Meeting with study group
Six members of the Connectional Table serve on the Study Committee on the Worldwide Nature of The United Methodist Church, a 20-member international team, chaired by Kansas Area Bishop Scott Jones.
The study committee met at the same time in the same location, and the two groups spent an entire day together. Jones said his group will collaborate with other study groups, and it will sponsor additional listening posts following their meeting with Filipino laity, clergy and bishops.
The committee is also monitoring the voting on the 23 constitutional amendments related to the worldwide church put before the denomination by the 2008 General Conference. The Council of Bishops will announce the results of annual conference balloting in May.
The Connectional Table received a report on the work of the Call to Action Committee, which is engaged in comprehensive studies to determine ways in which the denomination can increase the number and vitality of local churches.
In other business, the group approved a subcommittee report, “Planting the Seeds – Celebrating the Harvest” that calls local churches and annual conferences to bring a commitment to the 2012 General Conference for making disciples of Jesus Christ for the transformation of the world through five goals.
Gil Hanke, president of the General Commission on United Methodist Men, is a member of the Connectional Table, and he was part of the team that visited Mary Johnston Hospital.
"I think it was an excellent trip and served the UMC well," said Hanke. "It was important for the Connectional Table and the study committee to see, experience, and hear from our brothers and sisters living in the Philippines.
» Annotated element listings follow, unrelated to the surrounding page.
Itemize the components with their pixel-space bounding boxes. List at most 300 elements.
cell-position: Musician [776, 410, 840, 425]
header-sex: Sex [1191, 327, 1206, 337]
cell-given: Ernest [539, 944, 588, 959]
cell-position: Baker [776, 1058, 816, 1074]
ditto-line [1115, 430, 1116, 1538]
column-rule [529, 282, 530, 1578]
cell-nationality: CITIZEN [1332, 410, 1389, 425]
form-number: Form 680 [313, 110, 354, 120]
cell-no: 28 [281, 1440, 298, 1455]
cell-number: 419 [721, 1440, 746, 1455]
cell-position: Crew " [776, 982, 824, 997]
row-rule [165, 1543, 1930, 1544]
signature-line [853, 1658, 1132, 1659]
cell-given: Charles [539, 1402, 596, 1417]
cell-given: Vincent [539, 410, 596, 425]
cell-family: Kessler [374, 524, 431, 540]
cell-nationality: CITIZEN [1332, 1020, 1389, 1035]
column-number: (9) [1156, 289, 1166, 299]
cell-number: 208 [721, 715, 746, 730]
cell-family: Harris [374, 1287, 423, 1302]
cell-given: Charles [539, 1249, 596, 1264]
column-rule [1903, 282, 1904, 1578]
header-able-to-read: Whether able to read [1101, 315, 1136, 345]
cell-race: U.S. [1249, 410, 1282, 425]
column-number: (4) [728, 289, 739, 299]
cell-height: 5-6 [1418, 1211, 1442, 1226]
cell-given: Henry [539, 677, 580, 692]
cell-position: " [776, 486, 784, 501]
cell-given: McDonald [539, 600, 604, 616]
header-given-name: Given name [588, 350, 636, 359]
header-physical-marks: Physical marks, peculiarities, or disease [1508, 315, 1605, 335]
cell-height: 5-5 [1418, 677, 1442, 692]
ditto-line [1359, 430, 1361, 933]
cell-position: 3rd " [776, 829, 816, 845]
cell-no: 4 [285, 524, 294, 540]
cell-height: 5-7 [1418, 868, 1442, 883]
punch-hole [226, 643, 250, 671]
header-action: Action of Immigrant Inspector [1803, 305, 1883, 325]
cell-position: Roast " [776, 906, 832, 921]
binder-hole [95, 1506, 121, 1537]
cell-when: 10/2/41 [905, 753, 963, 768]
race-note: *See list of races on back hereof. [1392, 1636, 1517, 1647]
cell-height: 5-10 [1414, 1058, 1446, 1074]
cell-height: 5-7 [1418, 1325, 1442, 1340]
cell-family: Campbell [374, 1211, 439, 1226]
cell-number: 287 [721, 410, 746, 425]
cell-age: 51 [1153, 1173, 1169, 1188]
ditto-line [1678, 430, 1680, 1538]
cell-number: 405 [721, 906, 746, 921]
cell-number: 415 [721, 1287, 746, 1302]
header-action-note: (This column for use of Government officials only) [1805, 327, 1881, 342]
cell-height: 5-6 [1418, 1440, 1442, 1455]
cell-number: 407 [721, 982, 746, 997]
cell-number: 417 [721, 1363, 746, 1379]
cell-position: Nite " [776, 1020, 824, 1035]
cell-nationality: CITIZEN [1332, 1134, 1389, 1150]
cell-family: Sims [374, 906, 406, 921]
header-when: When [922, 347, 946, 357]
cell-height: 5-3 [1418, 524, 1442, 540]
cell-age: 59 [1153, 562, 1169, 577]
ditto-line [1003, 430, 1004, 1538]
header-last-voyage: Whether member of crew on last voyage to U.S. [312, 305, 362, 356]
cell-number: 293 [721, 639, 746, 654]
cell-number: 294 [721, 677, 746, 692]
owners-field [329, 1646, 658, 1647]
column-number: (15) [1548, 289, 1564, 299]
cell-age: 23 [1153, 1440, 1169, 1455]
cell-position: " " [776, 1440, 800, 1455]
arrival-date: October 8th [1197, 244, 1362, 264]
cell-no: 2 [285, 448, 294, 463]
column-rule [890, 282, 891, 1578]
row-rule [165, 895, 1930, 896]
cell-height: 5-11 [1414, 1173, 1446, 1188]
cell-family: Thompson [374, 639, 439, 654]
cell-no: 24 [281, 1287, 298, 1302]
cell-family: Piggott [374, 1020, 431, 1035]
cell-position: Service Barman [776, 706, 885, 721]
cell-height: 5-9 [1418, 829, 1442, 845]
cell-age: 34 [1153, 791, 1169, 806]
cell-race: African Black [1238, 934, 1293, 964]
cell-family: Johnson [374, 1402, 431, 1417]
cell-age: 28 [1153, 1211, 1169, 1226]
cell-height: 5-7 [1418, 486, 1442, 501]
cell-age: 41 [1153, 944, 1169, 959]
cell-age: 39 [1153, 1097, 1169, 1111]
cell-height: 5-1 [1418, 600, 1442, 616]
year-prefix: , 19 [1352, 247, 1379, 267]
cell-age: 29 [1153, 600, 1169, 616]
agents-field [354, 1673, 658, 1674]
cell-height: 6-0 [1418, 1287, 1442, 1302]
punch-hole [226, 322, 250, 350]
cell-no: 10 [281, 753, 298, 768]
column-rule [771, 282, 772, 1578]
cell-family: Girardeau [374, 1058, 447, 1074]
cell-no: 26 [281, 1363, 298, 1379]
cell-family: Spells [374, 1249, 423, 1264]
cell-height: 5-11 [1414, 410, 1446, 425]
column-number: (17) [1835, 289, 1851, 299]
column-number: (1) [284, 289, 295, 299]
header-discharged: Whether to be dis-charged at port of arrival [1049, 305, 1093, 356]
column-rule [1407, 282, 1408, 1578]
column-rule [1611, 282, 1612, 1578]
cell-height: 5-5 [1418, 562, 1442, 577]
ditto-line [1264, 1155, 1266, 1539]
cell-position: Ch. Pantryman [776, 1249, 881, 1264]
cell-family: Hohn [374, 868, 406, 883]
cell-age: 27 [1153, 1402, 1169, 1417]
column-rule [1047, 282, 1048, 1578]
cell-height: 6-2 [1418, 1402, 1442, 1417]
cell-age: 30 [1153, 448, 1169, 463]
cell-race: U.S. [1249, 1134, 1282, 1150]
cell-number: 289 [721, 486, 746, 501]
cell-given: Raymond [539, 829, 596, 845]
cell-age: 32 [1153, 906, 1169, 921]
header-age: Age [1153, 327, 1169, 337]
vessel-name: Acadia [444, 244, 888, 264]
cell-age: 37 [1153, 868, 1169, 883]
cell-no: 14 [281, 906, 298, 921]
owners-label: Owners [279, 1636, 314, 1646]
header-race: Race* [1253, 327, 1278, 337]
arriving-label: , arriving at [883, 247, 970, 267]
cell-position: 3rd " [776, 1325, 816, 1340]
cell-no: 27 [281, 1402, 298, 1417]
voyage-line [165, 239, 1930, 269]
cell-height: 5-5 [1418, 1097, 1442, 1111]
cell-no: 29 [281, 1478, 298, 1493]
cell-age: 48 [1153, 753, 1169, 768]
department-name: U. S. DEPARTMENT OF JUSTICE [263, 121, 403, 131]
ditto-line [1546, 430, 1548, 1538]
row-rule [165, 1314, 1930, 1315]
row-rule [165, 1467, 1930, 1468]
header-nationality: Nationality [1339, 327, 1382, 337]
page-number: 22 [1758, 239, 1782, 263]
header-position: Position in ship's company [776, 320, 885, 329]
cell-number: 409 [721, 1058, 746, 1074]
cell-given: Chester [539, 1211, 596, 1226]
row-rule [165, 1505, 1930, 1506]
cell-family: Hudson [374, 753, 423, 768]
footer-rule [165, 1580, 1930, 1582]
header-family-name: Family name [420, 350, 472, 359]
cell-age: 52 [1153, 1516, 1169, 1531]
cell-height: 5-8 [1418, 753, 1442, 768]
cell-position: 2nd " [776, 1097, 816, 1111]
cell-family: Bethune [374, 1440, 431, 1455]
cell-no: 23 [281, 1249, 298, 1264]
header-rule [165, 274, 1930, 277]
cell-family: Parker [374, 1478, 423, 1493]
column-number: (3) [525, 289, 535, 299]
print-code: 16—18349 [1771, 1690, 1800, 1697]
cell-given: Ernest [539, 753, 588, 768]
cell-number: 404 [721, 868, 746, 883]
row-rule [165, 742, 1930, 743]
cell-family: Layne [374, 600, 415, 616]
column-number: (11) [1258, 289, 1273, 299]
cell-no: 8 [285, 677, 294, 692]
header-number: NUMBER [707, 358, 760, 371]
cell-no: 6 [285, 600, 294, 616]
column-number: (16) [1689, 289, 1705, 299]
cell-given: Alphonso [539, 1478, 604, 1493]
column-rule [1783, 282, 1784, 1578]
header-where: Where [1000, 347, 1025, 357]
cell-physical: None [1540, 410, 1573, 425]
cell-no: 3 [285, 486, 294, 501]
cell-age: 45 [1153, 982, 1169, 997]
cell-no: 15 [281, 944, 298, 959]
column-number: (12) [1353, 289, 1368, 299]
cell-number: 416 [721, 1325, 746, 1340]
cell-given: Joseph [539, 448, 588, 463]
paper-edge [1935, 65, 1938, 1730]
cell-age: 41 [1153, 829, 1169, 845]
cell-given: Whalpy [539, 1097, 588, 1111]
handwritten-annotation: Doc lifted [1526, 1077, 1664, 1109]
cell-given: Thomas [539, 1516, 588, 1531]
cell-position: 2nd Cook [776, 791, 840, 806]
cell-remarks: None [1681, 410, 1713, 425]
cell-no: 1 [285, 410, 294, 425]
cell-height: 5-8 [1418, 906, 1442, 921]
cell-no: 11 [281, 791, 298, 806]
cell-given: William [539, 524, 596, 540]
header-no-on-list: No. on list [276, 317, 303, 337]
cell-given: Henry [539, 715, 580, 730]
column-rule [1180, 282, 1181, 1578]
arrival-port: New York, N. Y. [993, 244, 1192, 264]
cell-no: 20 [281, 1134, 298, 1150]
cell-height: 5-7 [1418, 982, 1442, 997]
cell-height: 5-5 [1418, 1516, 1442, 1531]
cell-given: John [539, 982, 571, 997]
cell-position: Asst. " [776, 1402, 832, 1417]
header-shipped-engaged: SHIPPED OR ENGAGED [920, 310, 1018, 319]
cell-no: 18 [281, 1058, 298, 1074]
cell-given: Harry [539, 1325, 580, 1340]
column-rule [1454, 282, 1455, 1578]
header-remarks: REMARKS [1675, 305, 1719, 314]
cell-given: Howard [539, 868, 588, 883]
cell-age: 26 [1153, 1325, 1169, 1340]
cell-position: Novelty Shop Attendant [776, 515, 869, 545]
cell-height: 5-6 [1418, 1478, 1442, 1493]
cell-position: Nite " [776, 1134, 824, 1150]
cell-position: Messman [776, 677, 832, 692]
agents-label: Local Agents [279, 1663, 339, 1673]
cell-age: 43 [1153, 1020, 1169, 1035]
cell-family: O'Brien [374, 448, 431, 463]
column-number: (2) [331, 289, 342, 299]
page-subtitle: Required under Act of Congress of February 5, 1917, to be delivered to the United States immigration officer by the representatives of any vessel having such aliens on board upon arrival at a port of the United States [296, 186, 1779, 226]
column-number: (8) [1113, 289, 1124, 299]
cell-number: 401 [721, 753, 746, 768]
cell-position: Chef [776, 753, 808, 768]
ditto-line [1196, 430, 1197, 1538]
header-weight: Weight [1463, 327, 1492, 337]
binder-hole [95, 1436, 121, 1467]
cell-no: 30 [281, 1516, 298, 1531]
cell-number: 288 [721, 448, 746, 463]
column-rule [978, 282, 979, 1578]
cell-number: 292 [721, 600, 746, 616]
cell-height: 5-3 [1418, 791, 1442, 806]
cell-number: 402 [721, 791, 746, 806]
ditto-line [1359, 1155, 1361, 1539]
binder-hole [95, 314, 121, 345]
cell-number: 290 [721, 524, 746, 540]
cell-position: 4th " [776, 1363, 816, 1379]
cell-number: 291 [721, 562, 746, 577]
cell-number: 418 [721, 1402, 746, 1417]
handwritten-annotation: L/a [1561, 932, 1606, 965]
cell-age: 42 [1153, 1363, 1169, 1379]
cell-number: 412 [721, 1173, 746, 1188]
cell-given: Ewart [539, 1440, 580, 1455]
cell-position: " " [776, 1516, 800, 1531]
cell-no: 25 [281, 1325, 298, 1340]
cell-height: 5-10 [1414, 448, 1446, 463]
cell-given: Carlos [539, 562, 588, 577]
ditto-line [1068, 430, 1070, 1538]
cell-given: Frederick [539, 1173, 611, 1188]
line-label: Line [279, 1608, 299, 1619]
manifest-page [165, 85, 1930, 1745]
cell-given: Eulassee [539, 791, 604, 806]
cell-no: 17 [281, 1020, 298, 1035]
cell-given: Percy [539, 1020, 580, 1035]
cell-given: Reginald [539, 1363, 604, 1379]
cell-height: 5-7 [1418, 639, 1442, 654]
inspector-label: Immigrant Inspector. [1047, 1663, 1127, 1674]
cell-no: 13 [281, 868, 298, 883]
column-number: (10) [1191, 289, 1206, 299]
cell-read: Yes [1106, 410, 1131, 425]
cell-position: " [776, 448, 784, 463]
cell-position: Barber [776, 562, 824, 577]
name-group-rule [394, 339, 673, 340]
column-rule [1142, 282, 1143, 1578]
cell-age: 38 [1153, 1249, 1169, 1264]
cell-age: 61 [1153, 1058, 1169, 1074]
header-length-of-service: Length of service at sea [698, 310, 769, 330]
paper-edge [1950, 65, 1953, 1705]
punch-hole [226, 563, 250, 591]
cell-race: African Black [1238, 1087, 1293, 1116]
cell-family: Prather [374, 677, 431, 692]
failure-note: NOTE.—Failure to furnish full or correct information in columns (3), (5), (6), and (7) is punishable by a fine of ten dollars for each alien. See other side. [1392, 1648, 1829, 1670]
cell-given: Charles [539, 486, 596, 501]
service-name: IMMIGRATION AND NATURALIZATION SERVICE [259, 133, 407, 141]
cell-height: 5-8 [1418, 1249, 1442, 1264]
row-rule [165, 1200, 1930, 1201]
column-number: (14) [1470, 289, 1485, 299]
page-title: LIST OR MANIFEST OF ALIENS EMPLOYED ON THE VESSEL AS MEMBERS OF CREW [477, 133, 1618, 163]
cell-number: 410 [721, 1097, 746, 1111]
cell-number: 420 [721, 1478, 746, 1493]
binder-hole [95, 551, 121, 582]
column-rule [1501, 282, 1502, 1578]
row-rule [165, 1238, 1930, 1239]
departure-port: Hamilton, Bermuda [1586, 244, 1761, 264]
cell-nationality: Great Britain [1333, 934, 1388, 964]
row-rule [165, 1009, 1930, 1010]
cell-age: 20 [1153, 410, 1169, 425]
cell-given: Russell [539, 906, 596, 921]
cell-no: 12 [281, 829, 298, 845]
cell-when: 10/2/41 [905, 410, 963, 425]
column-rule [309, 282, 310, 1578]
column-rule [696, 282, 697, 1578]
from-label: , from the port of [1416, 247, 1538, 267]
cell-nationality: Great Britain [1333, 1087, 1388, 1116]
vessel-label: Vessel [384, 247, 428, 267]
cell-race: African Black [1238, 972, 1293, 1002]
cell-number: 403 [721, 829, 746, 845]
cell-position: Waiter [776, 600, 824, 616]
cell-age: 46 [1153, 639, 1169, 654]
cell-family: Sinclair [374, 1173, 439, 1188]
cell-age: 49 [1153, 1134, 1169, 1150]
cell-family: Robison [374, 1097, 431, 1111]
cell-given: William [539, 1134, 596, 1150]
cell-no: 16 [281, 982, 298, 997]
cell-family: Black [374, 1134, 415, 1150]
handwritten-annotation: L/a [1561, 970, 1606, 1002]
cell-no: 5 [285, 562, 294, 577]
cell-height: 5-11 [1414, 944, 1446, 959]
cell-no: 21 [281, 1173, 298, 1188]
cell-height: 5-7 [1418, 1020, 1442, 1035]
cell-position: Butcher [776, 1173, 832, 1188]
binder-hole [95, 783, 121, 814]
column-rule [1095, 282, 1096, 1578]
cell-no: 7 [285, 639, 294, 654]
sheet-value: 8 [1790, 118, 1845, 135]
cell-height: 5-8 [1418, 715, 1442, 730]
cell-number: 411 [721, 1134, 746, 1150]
The kind of information we were given could only have come from a first hand experience in their churches and mission sites, and in frank two-way conversations."
Hanke said he was certain the visit meant a great deal to the 200,000 United Methodists in the Philippines. "Like a visit to a family member who struggles in ways we cannot imagine, our presence demonstrated that they are an important and valued member of the UMC family."